En la sacristía, guarnecida en derredor de cómodas, cuya parte superior formaba una mesa prolongada, los cajones estaban abiertos y vacíos. En ellos se guardaron antes las albas de holán guarnecidas de encajes, los ornamentos de terciopelo y de tisú, en los que la plata bordaba el terciopelo; el oro, la plata, y las perlas, el oro. En un retrete inmediato estaban todavía las cuerdas de las campanas; una, más delgada que las otras, movía la campana clara y sonora, que llamaba los fieles a misa; otra hacía vibrar el bronce retumbante y melodioso, como una banda de música militar; grave, aunque animada, en compañía de sus acólitas, menos estrepitosas, anunciaba las grandes festividades cristianas. Otra, finalmente, despertaba sonidos profundos y solemnes, como los del cañón, para pedir oraciones a los hombres y clemencia al cielo por el pecador difunto. Stein se sentó en el primer escalón de las gradillas del púlpito sostenido por un águila de mármol negro. Fray Gabriel se hincó de rodillas en las gradas de mármol del altar mayor.

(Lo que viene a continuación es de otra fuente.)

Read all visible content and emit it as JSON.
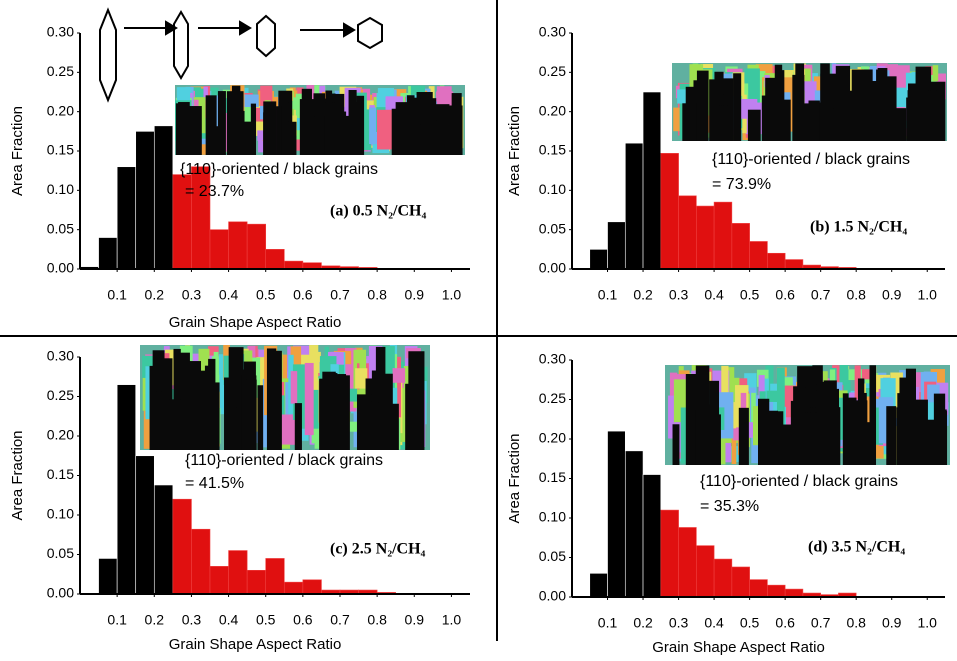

—¡Dios mío!—decía Stein, apoyando la cabeza en las manos—, esas hendiduras, ese agua que penetra en las bóvedas y gotea minando el edificio con su lento y seguro trabajo, ese maderaje que se hunde, esos adornos que se desmoronan... ¡qué espectáculo tan triste y espantoso! A la tristeza que produce todo lo que deja de existir, se une aquí el horror que inspira todo lo que perece de muerte violenta y a manos del hombre. ¡Este edificio, alzado en honor de Dios por hombres piadosos, condenado a la nada por sus descendientes!
—¡Dios mío!—decía el hermano Gabriel—, en mi vida he visto tantas telarañas. Cada angelito tiene un solideo de ellas. San Miguel lleva una en la punta de la espada, y no parece sino que me la está presentando. ¡Si el padre prior viera esto!
Stein cayó en una profunda melancolía. «Este santo lugar—pensaba—, respetado por el rumor del mundo y por la luz del día, donde venían los reyes a inclinar sus cabezas y los pobres a levantar las suyas; este lugar que daba lecciones severas al orgullo y suaves alegrías a los humildes, hoy se ve decaído y entregado al acaso, como bajel sin piloto.»
En este momento, un vivo rayo de sol penetró por una de las ventanas y vino a dar en el remate del altar mayor, haciendo resaltar en la oscuridad con su esplendor, como si sirviera de respuesta a las quejas de Stein, un grupo de tres figuras abrazadas. Eran la Fe, la Esperanza y la Caridad.[7]